Use the power series $$\frac{1}{1+x}=\sum_{n=0}^{\infty}(-1)^{n} x^{n}$$ to determine a power series, centered at 0 , for the function. Identify the interval of convergence. $$ f(x)=-\frac{1}{(x+1)^{2}}=\frac{d}{d x}\left[\frac{1}{x+1}\right] $$

Short answer

The required power series for the function \(f(x)\) is \(\sum_{n=1}^{\infty}(n)(-1)^{n}x^{n-1}\). The interval of convergence is \( -1<x<1 \), still excluding the endpoints as the series does not converge at \(x=-1\) and \(x=1\).

Step-by-step solution

Identify Given Power Series

The given power series is \( \frac{1}{1+x}=\sum_{n=0}^{\infty}(-1)^{n}x^{n} \). The function \(f(x)\) can be expressed as the derivative of the given power series, which means that we need to take the derivative of the right side of the equation.

Deriving the Power Series

By taking the derivative of \(\sum_{n=0}^{\infty}(-1)^{n}x^{n}\), we get the following series: \(\sum_{n=1}^{\infty}(n)(-1)^{n}x^{n-1}\).
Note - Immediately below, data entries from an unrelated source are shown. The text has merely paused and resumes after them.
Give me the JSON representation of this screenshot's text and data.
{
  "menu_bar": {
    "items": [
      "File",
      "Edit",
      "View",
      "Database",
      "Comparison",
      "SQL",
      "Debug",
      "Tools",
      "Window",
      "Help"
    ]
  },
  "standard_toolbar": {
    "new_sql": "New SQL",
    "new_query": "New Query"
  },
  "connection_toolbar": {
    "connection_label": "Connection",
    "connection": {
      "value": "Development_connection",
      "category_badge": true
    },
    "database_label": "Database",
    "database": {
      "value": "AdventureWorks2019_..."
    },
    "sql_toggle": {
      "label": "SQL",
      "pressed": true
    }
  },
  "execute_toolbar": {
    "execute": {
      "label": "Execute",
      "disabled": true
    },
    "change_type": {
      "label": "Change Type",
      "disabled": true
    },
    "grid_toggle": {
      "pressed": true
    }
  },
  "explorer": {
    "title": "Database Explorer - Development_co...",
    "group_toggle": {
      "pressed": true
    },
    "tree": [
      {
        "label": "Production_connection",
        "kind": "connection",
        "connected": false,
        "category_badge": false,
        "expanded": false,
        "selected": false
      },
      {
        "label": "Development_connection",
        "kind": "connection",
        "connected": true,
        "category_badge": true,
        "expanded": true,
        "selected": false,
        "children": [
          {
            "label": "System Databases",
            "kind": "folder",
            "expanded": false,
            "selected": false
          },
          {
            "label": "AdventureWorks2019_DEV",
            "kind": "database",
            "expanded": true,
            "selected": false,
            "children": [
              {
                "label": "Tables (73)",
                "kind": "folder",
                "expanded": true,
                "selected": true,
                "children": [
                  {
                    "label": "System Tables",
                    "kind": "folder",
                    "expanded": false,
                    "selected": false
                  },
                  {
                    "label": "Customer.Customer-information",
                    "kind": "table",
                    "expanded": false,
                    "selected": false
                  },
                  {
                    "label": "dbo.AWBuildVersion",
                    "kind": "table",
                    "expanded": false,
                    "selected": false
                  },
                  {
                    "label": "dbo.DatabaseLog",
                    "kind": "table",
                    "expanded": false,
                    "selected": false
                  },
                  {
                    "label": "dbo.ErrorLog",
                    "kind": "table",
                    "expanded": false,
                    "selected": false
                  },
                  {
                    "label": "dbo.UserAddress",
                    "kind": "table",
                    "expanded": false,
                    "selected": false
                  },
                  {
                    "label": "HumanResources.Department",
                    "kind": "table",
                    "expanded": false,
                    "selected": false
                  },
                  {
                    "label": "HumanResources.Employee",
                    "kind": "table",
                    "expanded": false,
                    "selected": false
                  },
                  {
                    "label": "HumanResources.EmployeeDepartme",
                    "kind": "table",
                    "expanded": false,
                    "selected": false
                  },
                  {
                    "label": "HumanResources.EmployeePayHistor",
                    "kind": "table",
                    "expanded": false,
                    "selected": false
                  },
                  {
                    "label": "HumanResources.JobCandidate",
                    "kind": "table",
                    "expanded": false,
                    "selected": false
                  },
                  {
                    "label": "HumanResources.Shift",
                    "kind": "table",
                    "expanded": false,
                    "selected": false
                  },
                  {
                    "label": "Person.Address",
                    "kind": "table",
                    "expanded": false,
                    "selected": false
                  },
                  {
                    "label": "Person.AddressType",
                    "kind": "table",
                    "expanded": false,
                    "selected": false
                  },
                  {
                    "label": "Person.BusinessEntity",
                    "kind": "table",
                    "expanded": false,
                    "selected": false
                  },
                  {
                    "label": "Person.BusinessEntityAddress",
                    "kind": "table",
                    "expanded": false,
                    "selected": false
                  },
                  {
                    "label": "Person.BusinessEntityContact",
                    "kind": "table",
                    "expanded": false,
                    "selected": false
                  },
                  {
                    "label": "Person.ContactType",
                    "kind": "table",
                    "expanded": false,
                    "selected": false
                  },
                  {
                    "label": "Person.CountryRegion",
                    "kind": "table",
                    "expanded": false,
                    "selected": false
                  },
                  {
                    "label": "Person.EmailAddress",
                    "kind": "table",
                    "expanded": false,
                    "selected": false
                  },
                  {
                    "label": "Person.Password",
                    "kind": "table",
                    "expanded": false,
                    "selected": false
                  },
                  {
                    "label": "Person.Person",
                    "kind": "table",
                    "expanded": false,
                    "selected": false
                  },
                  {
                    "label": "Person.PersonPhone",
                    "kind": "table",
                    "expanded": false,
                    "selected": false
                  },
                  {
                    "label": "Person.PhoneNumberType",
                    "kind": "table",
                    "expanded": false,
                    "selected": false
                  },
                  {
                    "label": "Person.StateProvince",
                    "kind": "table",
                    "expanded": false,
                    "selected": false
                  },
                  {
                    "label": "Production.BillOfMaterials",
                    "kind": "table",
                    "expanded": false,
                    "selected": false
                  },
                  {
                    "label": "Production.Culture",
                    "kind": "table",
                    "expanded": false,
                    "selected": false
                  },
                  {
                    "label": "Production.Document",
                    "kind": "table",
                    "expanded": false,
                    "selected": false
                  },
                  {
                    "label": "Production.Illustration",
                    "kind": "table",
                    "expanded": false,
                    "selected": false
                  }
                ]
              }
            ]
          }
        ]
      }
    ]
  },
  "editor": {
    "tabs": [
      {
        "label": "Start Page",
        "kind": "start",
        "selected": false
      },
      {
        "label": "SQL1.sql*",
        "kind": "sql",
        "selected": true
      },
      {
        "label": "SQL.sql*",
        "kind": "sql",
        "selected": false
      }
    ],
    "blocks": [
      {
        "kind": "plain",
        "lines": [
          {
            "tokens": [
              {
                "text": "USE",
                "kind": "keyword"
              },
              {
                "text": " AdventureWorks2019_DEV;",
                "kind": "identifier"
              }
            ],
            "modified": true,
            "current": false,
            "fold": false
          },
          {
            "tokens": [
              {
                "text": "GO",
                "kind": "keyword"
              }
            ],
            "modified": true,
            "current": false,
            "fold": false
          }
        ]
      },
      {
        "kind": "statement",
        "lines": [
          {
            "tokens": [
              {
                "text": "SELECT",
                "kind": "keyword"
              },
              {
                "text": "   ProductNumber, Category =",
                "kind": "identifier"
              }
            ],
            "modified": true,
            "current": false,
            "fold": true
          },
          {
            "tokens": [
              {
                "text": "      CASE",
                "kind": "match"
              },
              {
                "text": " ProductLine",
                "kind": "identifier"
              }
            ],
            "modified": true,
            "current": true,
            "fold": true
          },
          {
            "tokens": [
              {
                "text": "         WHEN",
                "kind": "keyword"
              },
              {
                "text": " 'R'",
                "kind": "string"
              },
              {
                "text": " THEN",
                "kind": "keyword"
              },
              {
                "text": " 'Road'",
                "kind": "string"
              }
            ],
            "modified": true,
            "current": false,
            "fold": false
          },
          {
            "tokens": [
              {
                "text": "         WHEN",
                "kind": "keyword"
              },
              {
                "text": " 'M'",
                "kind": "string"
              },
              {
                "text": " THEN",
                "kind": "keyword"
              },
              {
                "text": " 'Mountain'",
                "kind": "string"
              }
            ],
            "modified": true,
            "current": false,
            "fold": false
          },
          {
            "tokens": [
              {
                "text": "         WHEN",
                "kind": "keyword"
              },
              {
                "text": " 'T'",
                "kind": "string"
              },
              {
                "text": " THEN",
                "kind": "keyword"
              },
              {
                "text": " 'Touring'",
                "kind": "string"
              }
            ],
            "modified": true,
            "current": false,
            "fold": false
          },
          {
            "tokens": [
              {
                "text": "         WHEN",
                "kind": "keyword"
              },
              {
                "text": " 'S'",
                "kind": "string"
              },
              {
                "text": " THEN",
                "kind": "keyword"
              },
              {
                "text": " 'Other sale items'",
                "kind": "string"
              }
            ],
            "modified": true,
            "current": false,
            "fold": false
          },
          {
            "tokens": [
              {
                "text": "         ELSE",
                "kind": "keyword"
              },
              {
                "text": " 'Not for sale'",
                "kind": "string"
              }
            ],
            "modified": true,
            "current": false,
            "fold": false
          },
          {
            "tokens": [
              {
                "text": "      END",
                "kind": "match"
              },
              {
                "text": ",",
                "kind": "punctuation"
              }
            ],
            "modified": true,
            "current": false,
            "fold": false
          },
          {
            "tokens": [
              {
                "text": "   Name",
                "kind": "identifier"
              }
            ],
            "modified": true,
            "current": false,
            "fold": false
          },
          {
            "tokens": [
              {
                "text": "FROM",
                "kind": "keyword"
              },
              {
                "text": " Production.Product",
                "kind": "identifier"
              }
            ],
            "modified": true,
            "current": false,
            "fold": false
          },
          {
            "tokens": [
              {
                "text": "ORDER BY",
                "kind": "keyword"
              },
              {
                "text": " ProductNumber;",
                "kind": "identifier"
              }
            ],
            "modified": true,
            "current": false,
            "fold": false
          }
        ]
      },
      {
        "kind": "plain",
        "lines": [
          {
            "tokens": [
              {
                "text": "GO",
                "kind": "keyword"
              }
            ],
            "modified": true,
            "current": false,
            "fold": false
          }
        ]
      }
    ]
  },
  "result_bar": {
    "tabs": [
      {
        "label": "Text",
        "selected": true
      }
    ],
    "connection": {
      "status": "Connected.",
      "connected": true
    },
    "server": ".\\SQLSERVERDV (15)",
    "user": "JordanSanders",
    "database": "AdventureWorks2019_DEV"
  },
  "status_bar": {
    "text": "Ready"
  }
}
Notice that the result looks almost like the original series, but multiplied by \( n \) and the power of \(x\) decreases by 1.

Calculate Interval of Convergence

For the series \(\sum_{n=0}^{\infty}(-1)^{n}x^{n}\), the interval of convergence is \( -1<x<1 \). After differentiating, the interval of convergence remains the same, hence, the interval of convergence of the series for \(f(x)\) is also \( -1<x<1 \). Though, keep in mind that the convergence at the endpoints of this interval needs to be checked separately.

Checking Endpoint Convergence

When \(x=-1\), the series becomes \(\sum_{n=1}^{\infty}(n)(-1)^{n-1}\), which does not converge. Similarly, when \(x=1\), the series becomes \(\sum_{n=1}^{\infty}(n)(-1)^{n}\), which also does not converge.